I recently got to thinking about freelancing, why I and others do it, and what it means for cities like Detroit. An article on Business Week’s website titled, Beware the Freelance Economy, discusses a recent trend in this country in which the share of business with no employees (freelance) has increased relative to traditional employee businesses. The author contends that freelance businesses do not increase employment, nor create wealth. Furthermore the author believes that, “…people would be more productive in this part-time work if they did it as employees who were part of a bigger organization that could achieve scale economies…” He finishes up with a bit of a warning, and a general question as to why this trend is occurring.
Having been a full time freelancer, or self-employed individual as I liked to call it, for almost five years, and now a part time freelancer, I feel like responding to some of the points made in the article. I also think I have a pretty good answer for why this trend, that the author finds so troubling, is occurring. Being a fairly typical Gen Xer, I saw the Boomer Generation as missing out on so many important parts of life. I lacked direction, and questioned everything. The answer, “because that’s life…” or whatever, didn’t quite cut it for me. I saw a lot of, unnecessary in my mind, stress, and anger in the generation ahead of me as they strove for middle and upper management positions at large corporations that ultimately failed to offer the promised stability or loyalty that their employees seemed to give them.
This appeared to be the American Dream. Work 60 plus hours at a company that saw you as disposable, so you could own a couple of cars and a house in the suburbs. Along with that came dedicating your life to a corporate entity that often became more important than family, hours waiting in rush hour traffic, and generally mind numbing and unrewarding work. Like so many others though, as much as I despised the large corporate workplace, I found the need to make a decent living, have health insurance, and a desire to save some money for later in life. Working in bike shops, and the like wasn’t cutting it. After college graduation I bounced between “real” jobs like accounting, and fun jobs like working in bike shops. The real jobs left me feeling unfulfilled. I worked hard at them, and was often recognized by my employers as a top employee, yet they did little for my soul. Working in the bike shop, on the other hand, allowed me to introduce people to an activity that could become a meaningful part of their lives. Often times the relationship between customers and employees turned into long term friendships in ways they rarely did in my “real” jobs.
During the almost five years of self-employment, I experienced unprecedented self motivation, and dedication to my work. Ownership, it turned out, was very important to me, as was actually being interested in what I did all day…every day. Furthermore the feeling of control, and the escape of the high school mentality of my “real” jobs, where employers cared more about when I came and went and less about what I actually accomplished, was rather nice. Self employment comes with it’s own set of headaches, but what job or career doesn’t?
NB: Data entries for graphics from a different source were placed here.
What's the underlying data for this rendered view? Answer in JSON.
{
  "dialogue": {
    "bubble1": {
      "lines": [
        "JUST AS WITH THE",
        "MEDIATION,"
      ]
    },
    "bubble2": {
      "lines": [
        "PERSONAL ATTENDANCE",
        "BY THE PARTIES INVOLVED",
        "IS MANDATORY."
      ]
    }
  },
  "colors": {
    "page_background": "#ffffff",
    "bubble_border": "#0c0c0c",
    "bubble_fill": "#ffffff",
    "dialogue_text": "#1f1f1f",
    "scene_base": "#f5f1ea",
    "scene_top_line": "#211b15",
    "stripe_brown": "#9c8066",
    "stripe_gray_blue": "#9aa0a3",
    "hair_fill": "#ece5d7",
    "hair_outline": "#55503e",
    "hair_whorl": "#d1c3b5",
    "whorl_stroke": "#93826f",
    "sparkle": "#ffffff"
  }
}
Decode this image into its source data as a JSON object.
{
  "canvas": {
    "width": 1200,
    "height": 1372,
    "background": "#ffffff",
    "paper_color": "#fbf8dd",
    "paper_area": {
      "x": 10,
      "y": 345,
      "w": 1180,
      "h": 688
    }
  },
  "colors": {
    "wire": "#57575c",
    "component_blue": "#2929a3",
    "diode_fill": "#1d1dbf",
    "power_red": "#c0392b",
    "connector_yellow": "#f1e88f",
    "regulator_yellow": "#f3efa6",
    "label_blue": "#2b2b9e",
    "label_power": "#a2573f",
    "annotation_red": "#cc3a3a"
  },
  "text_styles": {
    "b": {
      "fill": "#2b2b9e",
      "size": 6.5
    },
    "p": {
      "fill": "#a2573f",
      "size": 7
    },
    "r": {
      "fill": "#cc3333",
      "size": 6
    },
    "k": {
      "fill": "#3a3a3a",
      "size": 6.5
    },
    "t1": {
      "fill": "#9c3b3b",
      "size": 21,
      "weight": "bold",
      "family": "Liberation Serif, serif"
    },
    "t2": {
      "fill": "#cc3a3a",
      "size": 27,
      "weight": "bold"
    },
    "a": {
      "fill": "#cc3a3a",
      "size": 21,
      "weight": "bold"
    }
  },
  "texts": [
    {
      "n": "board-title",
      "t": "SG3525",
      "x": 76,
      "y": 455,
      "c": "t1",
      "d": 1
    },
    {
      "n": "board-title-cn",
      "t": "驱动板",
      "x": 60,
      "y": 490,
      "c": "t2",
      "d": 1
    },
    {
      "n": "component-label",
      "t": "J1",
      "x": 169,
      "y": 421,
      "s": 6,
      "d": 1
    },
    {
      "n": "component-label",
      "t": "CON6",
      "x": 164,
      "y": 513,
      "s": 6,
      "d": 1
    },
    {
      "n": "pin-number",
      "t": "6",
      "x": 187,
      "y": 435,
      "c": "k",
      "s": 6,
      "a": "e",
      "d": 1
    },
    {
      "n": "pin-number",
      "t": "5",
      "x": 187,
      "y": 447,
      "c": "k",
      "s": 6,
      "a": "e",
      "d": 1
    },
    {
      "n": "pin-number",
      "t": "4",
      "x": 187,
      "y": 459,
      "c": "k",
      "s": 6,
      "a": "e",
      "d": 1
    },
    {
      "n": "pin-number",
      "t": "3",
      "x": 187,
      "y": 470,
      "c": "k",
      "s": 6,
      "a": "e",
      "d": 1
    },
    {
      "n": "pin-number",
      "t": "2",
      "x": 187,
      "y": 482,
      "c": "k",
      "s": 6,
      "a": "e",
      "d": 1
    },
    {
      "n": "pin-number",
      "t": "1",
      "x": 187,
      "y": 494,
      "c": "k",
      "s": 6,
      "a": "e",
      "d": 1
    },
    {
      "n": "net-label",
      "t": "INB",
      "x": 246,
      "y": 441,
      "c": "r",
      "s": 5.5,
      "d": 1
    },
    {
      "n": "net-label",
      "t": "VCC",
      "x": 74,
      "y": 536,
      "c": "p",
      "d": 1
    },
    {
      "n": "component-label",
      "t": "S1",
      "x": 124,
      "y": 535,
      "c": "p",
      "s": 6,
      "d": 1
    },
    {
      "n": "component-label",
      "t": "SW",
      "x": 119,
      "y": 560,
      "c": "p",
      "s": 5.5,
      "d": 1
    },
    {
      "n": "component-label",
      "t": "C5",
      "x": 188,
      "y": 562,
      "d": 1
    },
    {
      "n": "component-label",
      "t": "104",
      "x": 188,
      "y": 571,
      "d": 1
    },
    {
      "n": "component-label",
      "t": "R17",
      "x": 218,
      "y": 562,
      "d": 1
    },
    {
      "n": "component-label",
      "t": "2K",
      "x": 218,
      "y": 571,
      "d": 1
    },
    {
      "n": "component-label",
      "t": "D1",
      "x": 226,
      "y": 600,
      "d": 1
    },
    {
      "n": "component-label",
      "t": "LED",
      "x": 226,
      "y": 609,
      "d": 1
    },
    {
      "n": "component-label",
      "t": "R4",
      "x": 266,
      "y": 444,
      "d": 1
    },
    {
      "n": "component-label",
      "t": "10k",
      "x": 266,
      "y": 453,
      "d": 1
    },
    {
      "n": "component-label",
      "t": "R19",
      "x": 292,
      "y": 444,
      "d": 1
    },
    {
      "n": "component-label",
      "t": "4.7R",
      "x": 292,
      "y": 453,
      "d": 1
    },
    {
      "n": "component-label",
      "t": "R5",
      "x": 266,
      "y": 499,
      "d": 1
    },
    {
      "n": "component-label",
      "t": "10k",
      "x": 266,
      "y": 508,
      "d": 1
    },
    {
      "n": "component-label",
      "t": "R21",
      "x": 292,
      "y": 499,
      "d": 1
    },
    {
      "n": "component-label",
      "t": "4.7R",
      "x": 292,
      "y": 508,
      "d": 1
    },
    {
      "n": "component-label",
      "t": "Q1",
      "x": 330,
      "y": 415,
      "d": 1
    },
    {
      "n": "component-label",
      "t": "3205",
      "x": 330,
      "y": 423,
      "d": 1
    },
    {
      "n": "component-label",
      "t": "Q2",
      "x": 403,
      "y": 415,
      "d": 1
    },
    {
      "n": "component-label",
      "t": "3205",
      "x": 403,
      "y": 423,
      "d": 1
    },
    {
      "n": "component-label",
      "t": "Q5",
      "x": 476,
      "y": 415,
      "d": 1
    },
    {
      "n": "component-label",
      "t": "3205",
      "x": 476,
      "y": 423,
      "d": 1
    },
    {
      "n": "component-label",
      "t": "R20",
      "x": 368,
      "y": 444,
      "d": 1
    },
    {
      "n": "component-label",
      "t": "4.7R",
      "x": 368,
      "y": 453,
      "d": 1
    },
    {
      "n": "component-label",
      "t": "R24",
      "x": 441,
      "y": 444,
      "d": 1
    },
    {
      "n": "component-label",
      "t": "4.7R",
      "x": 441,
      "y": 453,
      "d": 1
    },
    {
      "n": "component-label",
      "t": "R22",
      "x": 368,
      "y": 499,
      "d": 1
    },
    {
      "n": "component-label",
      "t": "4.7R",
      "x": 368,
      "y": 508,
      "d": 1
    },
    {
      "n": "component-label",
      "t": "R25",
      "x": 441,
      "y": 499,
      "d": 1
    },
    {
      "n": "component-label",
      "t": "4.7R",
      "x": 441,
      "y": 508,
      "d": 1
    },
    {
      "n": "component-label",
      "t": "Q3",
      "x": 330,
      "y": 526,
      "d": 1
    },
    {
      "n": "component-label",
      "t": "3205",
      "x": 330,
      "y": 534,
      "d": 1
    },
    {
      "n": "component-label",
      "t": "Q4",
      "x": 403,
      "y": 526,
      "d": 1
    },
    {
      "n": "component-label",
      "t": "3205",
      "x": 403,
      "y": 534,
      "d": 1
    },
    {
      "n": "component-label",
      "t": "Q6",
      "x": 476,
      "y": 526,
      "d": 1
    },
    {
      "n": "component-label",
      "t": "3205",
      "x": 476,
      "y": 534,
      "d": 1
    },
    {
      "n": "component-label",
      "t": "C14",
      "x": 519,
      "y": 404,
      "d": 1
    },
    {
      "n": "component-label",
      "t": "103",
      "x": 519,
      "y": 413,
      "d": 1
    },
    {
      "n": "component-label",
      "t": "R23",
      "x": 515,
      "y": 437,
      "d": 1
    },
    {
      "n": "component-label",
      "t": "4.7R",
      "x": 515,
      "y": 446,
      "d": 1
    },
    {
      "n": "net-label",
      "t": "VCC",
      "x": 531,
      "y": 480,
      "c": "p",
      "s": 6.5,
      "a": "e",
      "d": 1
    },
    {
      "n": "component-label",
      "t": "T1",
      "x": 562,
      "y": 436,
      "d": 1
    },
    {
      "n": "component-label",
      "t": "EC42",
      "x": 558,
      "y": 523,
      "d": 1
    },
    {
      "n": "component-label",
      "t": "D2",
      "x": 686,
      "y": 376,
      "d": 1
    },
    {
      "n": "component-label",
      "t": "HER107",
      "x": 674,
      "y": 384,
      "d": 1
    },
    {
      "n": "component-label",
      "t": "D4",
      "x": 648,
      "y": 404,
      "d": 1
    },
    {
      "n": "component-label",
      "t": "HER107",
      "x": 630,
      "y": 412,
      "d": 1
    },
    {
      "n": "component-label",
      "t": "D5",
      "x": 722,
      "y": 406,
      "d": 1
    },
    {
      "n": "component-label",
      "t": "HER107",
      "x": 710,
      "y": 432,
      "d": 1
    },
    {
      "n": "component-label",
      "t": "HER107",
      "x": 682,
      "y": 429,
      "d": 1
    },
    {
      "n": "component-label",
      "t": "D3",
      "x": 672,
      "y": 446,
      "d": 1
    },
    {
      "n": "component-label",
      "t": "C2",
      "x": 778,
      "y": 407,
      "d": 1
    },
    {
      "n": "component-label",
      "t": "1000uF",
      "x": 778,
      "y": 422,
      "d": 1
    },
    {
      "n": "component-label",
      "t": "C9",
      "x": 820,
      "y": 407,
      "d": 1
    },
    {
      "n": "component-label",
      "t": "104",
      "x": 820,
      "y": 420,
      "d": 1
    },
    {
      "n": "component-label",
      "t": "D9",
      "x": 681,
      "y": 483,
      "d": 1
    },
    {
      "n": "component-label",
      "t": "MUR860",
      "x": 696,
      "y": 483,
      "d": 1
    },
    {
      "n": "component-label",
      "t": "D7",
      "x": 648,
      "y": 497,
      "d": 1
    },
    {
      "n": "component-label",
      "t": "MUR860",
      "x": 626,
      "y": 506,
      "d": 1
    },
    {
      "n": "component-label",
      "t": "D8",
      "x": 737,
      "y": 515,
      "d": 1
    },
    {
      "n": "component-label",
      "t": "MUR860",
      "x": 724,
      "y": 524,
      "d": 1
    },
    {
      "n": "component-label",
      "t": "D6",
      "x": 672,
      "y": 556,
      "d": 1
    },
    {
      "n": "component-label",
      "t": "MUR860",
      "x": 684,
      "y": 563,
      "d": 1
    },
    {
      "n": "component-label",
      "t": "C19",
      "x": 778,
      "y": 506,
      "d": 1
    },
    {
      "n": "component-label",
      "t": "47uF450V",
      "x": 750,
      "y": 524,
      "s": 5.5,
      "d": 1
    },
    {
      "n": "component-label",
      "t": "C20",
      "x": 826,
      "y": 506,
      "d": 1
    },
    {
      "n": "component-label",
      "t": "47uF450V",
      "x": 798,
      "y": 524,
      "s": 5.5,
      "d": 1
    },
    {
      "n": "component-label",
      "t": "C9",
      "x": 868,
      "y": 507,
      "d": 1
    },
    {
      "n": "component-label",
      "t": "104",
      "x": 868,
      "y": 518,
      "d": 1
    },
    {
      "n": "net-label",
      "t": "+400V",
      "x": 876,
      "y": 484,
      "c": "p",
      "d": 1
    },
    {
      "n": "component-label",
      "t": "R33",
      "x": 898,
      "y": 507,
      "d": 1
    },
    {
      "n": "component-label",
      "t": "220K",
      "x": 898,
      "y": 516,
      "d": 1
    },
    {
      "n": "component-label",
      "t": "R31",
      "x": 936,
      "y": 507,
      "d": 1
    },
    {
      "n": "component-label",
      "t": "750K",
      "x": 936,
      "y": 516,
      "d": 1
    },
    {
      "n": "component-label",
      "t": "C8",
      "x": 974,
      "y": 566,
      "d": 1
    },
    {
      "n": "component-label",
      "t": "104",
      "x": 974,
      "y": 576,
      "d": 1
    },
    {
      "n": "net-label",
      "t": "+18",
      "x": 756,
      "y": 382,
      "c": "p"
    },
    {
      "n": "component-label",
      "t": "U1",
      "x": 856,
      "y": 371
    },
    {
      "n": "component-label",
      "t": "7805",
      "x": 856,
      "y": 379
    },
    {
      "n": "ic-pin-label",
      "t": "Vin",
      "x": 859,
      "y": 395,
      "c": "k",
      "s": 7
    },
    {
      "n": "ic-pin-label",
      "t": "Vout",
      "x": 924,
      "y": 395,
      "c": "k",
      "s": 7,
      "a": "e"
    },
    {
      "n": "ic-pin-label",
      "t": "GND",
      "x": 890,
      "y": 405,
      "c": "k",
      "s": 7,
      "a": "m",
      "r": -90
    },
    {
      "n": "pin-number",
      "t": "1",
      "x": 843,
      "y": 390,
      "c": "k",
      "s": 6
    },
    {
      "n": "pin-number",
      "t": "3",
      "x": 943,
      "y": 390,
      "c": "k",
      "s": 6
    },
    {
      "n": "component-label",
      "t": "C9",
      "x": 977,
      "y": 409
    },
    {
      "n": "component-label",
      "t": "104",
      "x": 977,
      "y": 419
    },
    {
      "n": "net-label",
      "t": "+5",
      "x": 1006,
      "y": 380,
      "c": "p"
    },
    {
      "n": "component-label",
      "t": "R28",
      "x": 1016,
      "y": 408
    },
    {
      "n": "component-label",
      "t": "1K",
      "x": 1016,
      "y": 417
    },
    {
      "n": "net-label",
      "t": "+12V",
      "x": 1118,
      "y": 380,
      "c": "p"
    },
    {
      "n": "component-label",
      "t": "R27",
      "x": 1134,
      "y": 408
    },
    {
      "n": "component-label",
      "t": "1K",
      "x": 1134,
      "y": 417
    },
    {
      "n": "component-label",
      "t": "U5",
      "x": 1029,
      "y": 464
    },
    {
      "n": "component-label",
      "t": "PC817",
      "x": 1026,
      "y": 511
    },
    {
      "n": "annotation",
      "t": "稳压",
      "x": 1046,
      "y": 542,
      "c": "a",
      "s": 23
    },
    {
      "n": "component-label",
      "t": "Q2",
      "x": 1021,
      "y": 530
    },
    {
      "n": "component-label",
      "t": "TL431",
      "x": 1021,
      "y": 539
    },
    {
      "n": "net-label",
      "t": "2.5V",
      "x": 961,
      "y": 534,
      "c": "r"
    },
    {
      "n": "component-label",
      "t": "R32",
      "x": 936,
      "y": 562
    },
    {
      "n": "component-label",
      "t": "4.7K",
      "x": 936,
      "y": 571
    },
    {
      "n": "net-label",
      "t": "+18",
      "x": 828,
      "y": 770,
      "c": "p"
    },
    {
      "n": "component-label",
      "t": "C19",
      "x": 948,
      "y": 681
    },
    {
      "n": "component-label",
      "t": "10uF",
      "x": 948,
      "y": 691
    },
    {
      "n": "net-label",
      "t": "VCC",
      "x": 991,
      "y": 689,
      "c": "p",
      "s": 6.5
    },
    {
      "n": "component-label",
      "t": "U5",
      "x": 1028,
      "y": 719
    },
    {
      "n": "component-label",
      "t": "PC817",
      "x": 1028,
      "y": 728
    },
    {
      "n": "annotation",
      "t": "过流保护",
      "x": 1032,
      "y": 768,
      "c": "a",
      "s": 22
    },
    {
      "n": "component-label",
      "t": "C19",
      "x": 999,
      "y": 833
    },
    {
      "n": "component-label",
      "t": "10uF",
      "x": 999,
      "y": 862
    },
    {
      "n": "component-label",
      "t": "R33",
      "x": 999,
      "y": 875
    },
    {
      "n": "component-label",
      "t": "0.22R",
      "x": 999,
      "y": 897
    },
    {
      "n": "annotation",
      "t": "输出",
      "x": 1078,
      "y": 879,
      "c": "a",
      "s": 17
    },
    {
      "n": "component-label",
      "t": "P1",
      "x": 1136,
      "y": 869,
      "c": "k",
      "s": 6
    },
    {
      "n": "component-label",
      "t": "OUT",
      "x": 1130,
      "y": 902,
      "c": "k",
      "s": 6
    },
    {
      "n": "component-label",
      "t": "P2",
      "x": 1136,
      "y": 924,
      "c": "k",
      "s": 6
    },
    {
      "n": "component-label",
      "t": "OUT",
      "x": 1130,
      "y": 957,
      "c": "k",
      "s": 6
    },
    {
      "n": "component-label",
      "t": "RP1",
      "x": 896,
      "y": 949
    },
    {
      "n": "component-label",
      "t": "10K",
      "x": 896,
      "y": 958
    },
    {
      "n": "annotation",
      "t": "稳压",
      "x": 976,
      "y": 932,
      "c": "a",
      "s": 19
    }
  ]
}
Now, almost everyone I know is self-employed or a part time freelancer. We all do multiple things with our lives. Dedication to the big corporation isn’t as appealing, doesn’t seem to offer what it used to, and certainly isn’t the end all, be all of most people’s lives. Personal growth and satisfaction seem to be as important as money these days. And while a part time job at Starbucks may (this is arguable) contribute more to wealth and job creation than freelancing, it may not contribute more to self-fulfillment and personal growth. While the author, Scott Shane, may be a professor of entrepreneurial studies, most freelancers couldn’t care less about the National implications of their side businesses. They do it because they want to. They do it because they need to. And this is as it should be. As a country we should embrace this. If someone feels motivated enough to do work on the side, it should be encouraged. My freelancing earns me more money to me than a second job would, and employs me just as much. The additional money earned is put back into the economy when I go out to eat, go on vacation, or by a new bicycle. It’s money that wouldn’t have been spent with out the side work. And more importantly it’s fed my need for personally satisfying work, and has led to other career opportunities that I would not have had otherwise.
Finally, what does freelancing mean to cities like Detroit? And why should cities like Detroit embrace freelancing and self-employment? While most freelance work may never lead directly to larger, job producing companies, some will. Connections will be made, networks will grow, and the area can benefit directly from them. Portland, Oregon, is an example of a city that has, for many years, attracted freelancers, and many companies have been started by the self-employed joining together. Detroit currently has a low cost of living, allowing for freelancers to keep a low overhead while building their business. Most will never amount to more than that, but even if a few do, it will contribute to health of the economy and the reputation of the area. A good reputation for entrepreneurship, self-employment, and creativity will attract more of the same. The alternative is always relying on someone else to provide for employment opportunities. And as it stands right now, nobody seems to be stepping in to fill that need.